Le Commissaire Général de la Police nationale congolaise déplorait au mois de mai 2019 la manière dont les policiers sollicitent leur intégration au sein de la police de circulation routière. A l’en croire, ils utilisent leurs membres de famille qui ont des liens d’affinité avec des commissaires divisionnaires et supérieurs de la police pour obtenir les faveurs d’être incorporés au sein de ce corps. Il suffit de deviner leurs motivations. Ces agents inventent des contraventions de toute sorte pour obliger leurs « proies » à débourser des fortes sommes d’argent.

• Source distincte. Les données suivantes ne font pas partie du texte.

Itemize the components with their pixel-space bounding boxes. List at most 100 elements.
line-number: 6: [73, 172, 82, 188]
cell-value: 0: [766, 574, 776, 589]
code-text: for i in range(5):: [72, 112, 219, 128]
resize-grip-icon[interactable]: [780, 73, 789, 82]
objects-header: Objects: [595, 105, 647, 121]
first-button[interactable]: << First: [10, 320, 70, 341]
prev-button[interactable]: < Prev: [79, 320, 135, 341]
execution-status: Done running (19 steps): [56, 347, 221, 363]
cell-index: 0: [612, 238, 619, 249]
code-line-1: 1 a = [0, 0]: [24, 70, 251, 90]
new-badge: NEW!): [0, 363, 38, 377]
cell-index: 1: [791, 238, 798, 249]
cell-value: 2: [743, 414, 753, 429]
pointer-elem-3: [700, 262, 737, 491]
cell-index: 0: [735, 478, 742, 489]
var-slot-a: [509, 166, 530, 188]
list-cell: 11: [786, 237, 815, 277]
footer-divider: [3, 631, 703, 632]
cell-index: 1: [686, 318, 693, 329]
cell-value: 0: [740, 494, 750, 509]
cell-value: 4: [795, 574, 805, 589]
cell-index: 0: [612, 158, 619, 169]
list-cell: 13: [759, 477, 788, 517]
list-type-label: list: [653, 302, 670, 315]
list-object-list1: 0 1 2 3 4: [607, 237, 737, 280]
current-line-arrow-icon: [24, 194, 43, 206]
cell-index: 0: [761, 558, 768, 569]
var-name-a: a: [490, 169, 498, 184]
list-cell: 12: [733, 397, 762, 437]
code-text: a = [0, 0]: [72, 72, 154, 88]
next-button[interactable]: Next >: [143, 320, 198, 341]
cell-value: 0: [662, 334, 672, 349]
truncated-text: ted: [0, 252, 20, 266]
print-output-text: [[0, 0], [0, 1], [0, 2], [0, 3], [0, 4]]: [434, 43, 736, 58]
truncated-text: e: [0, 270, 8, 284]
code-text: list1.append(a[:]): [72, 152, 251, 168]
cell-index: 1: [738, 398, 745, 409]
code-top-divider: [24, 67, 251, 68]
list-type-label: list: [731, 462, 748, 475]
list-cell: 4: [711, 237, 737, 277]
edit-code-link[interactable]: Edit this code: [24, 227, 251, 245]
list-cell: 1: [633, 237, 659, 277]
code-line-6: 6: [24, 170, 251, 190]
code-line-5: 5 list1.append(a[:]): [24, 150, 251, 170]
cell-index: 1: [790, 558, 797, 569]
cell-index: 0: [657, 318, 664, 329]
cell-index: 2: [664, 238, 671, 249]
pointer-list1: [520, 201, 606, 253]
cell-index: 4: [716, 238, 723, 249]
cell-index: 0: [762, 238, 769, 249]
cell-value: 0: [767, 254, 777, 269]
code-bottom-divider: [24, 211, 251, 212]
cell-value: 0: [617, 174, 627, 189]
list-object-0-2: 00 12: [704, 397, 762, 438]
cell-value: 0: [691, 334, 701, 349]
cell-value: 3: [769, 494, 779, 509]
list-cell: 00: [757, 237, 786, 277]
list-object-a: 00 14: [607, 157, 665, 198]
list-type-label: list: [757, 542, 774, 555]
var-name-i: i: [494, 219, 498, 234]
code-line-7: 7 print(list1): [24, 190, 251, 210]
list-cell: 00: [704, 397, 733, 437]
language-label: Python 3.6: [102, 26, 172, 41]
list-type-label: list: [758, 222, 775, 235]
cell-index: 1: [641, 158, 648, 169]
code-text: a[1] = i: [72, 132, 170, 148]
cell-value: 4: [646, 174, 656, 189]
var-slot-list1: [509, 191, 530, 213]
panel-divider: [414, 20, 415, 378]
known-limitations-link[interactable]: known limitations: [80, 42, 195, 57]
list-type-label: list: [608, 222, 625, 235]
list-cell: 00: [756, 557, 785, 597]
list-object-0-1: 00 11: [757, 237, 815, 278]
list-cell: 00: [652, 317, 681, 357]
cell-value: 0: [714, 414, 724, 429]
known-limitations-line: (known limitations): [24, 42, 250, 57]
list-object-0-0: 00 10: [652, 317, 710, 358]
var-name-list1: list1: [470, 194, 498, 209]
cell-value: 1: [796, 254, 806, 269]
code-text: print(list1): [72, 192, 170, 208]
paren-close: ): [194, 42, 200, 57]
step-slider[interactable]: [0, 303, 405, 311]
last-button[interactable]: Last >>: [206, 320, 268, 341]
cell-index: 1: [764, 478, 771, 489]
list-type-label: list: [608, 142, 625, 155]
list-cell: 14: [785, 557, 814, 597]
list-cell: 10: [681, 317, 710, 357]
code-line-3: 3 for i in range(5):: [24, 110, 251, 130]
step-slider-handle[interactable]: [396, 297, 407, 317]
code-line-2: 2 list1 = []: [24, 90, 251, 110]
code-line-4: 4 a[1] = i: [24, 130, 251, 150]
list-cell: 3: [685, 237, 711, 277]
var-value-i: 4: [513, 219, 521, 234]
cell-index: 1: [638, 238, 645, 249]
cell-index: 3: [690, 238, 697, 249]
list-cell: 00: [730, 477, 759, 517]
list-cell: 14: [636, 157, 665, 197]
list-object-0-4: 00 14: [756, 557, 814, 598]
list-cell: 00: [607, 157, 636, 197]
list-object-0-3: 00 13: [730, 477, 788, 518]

Il est de coutume de voir dans un point d’intersection plus de 15 agents de la police de circulation routière. Parmi ces agents, il y au moins deux ou trois qui travaillent. Les autres attendent le feu rouge pour circonscrire des véhicules avec des herses (Mbasu) pour immobiliser le véhicule. Sur le Boulevard Lumumba et Pont Caby, trop de policiers qui n’ont rien à faire sur la route. Il serait utile de réduire leur nombre au sein de la PCR et les incorporer dans des sous commissariats qui manquent d’agents en cas d’intervention dans les quartiers de la ville de Kinshasa.

Il est impensable que les tracasseries deviennent un mode de vie des policiers dans la ville de Kinshasa, siège de toutes les institutions, sans la réaction vigoureuse des autorités nationales et urbaines.